Will Byles - Creative Director von Until Dawn erklärte dazu der LA Times: "That old-fashioned misogynistic attitude feels very dated now. This is a balance between four guys and four girls. It’s not like the girls all die and they all die horribly. We’ve avoided the traditional phallic stabbing. It just doesn’t feel contemporary." (Bianca Batti sieht diese Gleichberechtigung durch gleichmäßige Verteilung der Geschlechter zu recht kritisch.) Für uns interessant ist, dass sich die EntwicklerInnen des Spiels zu einem bestimmten Zeitpunkt bewusst mit der Frage der Gleichberechtigung auseinandergesetzt haben. Das heißt natürlich nicht, dass das Spiel tatsächlich eine gleichberechtigte Darstellung aufweist sondern, dass das Spiel sich bewusst innerhalb eines Genderdiskurses bewegt.
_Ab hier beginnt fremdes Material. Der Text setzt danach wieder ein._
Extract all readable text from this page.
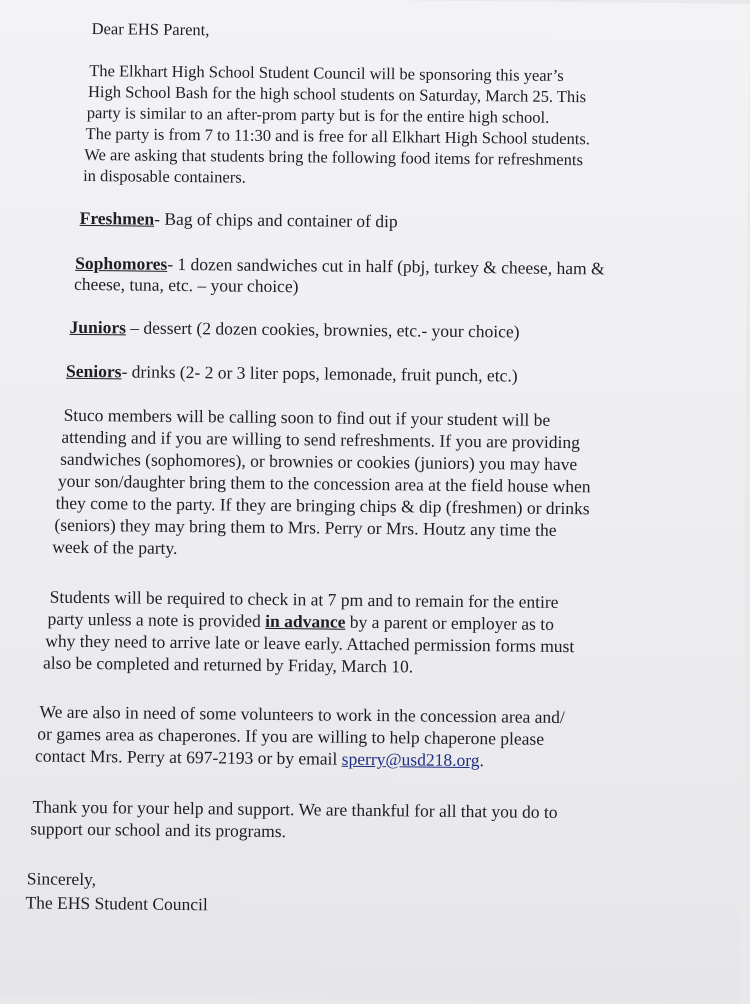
Dear EHS Parent,
The Elkhart High School Student Council will be sponsoring this year’s
High School Bash for the high school students on Saturday, March 25. This
party is similar to an after-prom party but is for the entire high school.
The party is from 7 to 11:30 and is free for all Elkhart High School students.
We are asking that students bring the following food items for refreshments
in disposable containers.
Freshmen- Bag of chips and container of dip
Sophomores- 1 dozen sandwiches cut in half (pbj, turkey & cheese, ham &
cheese, tuna, etc. – your choice)
Juniors – dessert (2 dozen cookies, brownies, etc.- your choice)
Seniors- drinks (2- 2 or 3 liter pops, lemonade, fruit punch, etc.)
Stuco members will be calling soon to find out if your student will be
attending and if you are willing to send refreshments. If you are providing
sandwiches (sophomores), or brownies or cookies (juniors) you may have
your son/daughter bring them to the concession area at the field house when
they come to the party. If they are bringing chips & dip (freshmen) or drinks
(seniors) they may bring them to Mrs. Perry or Mrs. Houtz any time the
week of the party.
Students will be required to check in at 7 pm and to remain for the entire
party unless a note is provided in advance by a parent or employer as to
why they need to arrive late or leave early. Attached permission forms must
also be completed and returned by Friday, March 10.
We are also in need of some volunteers to work in the concession area and/
or games area as chaperones. If you are willing to help chaperone please
contact Mrs. Perry at 697-2193 or by email sperry@usd218.org.
Thank you for your help and support. We are thankful for all that you do to
support our school and its programs.
Sincerely,
The EHS Student Council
Ein verbreiteter amerikanischer Horrorfilm-Tropus, der besagt, dass schwarze Charaktere immer und ausnahmslos zuerst sterben , führt uns schließlich direkt in die zeitgenössische amerikanische Gesellschaftspolitik. Es ist zwar in Until Dawn durch die ergebnisoffene Struktur des Spiels nicht zwangsmäßig gegeben, dass Matt als erster stirbt, wurde aber in einem Forum trotzdem thematisiert. Wie „politisch korrekt“ ist Until Dawn in Hinblick auf den ethnischen Hintergrund? Die Gruppe der sieben Freunde beinhaltet u.a. den afroamerikanischen Matt und die asiatisch-amerikanische Emily. Das mag zwar vielleicht nicht der tatsächlichen ethnischen Zusammensetzung der USA entsprechen, es lässt aber vermuten, dass sich die SpielentwicklerInnen mit der Frage ethnischer Pluralität auseinandergesetzt haben, denn bisher war eine ethnisch diverse Besetzung nicht unbedingt Tradition des Slasherfilms.

3.
"Selbst" ein Spiel wie Until Dawn transportiert/kommuniziert politische Inhalte, politische Mythen. Zu einem Teil bewusst, zu einem anderen unbewusst. Alle vier oben angesprochenen Mythen sprechen dabei zeitgenössisch relevante gesellschaftspolitische Diskurse an. Der medizinkritische Diskurs ist sowohl zeitlos als auch geografisch nicht beschränkt, ebenso wie auch die Frage der Darstellung der Frau. Zwei der genannten vier politischen Diskursfelder sind aber genuin amerikanische Phänomene. Für den Indianerfluch (i.e. den kritischen Umgang mit dem eigenen postkolonialen Ursprungsmythos) gibt es kein entsprechendes Pendant in Europa. Die Frage der ethnischen Diversität wiederum ließe sich zwar auch auf zeitgenössische europäische Gesellschaften umlegen, hier stellt sich aber die Frage wie gut sich das in jener sehr amerikanischen Form des College-All-Star Teams auf europäische Gesellschaften umdenken lässt.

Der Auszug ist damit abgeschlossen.